Syd, played by Ray Liotta, and his crew sets out to find Cocaine Bear. (Universal Pictures/TNS)

By Alexa Barraza, Social Media Director

It was impossible to avoid the social media marketing for Universal Pictures’s newest killer-animal movie, “Cocaine Bear,” which was theatrically released on Feb. 24. I mean, it practically sold me when they first tweeted, “I’m the bear who ate cocaine. This is my story,” followed by a trailer. I mean, who wouldn’t be? 

The film, directed by Elizabeth Banks, is very, (very) loosely based on a true story of a drug smuggler, Andrew Thornton, who traveled by plane with 880 pounds of cocaine and decided to throw it out into the air to avoid being trailed by the authorities, according to Variety. He then attempted to parachute out with several pounds for himself; however, he wound up dead in a Knoxville, Tennessee driveway on Sept. 11, 1985. 

Several months later, a black bear was found dead due to a cocaine overdose in December 1985 in Chattahoochee National Forest. 

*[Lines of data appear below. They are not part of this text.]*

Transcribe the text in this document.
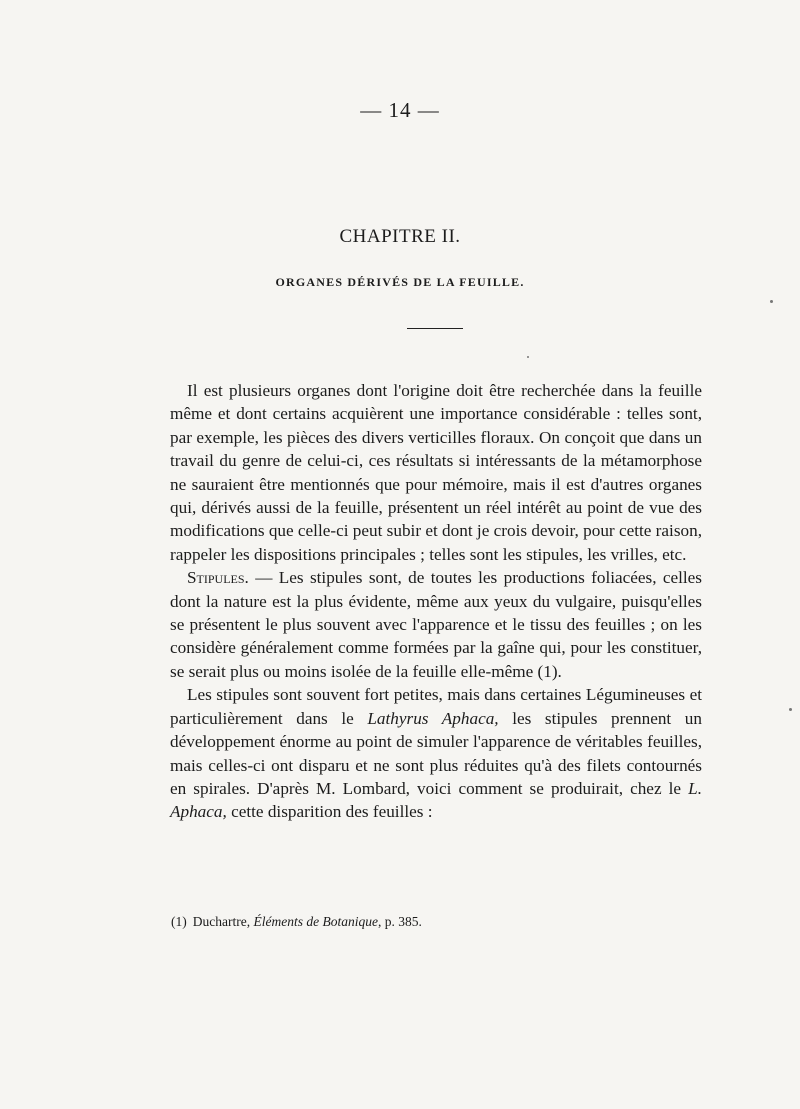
— 14 —
CHAPITRE II.
ORGANES DÉRIVÉS DE LA FEUILLE.

Il est plusieurs organes dont l'origine doit être recherchée dans la feuille même et dont certains acquièrent une importance considérable : telles sont, par exemple, les pièces des divers verticilles floraux. On conçoit que dans un travail du genre de celui-ci, ces résultats si intéressants de la métamorphose ne sauraient être mentionnés que pour mémoire, mais il est d'autres organes qui, dérivés aussi de la feuille, présentent un réel intérêt au point de vue des modifications que celle-ci peut subir et dont je crois devoir, pour cette raison, rappeler les dispositions principales ; telles sont les stipules, les vrilles, etc.

Stipules. — Les stipules sont, de toutes les productions foliacées, celles dont la nature est la plus évidente, même aux yeux du vulgaire, puisqu'elles se présentent le plus souvent avec l'apparence et le tissu des feuilles ; on les considère généralement comme formées par la gaîne qui, pour les constituer, se serait plus ou moins isolée de la feuille elle-même (1).

Les stipules sont souvent fort petites, mais dans certaines Légumineuses et particulièrement dans le Lathyrus Aphaca, les stipules prennent un développement énorme au point de simuler l'apparence de véritables feuilles, mais celles-ci ont disparu et ne sont plus réduites qu'à des filets contournés en spirales. D'après M. Lombard, voici comment se produirait, chez le L. Aphaca, cette disparition des feuilles :

(1) Duchartre, Éléments de Botanique, p. 385.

Banks commits to the beginning of the story similarly, with the same drug smuggler falling to his death in Knoxville after throwing out pounds of cocaine. This occurrence results in officers conducting a drug investigation; drug smugglers searching for their remaining product; a mother searching for her hooky daughter; and a bear introducing herself with pounds of cocaine, all within the same national forest. 

Just as it was initially advertised, the film was funny. I didn’t find myself laughing as hard as the rest of the audience at the theater. I also didn’t verbally poke at the movie’s plot, even though it invited viewers to, but I found myself chuckling throughout the movie. 

Kahyun Kim, social media star Scott Seiss and Margo Martindale’s characters are a highlight of the movie. When they attempt to run away from the bear, that scene shows a balance of humor and an homage to classic 1980s slasher movies, a genre that is always welcoming for me. (Although at some parts the humor felt a little too flat, it made up for it by adding more absurdity.) 

There are portions of the movie where the theme of family and friend is a bit forced. 

The subplot with Keri Russel’s character, who plays the mother out to look for her daughter, who was chased out into the woods by the bear felt as if it is simply there to increase the movie’s runtime. This is similar to the scenes with the drug smugglers Daveed, played by O’Shea Jackson Jr., and Eddie, played by Alden Ehrenreich. It definitely forced when they recognize their close friendship by the end of the movie with a classic, “You’re more than a drug dealer. You’re my friend, my best friend.” This theme serves its purpose to add conflict but not substance. 

Syd, one of Ray Liotta’s final roles, serves as a stronger character to represent this theme. He portrays the main drug smuggler on a mission to recover all of his missing product along with his son Eddie. It was surprising to see him portray his character with so much sentiment toward his broken relationship with his son and vice versa, given that this is a movie about a bear on cocaine. If I were to see more screen time with just Liotta’s character along with the bear and slightly less time with the other filler characters, I would’ve been happier. 

All in all, if you’re just looking for a time-wasting gorefest, this is the perfect movie for you.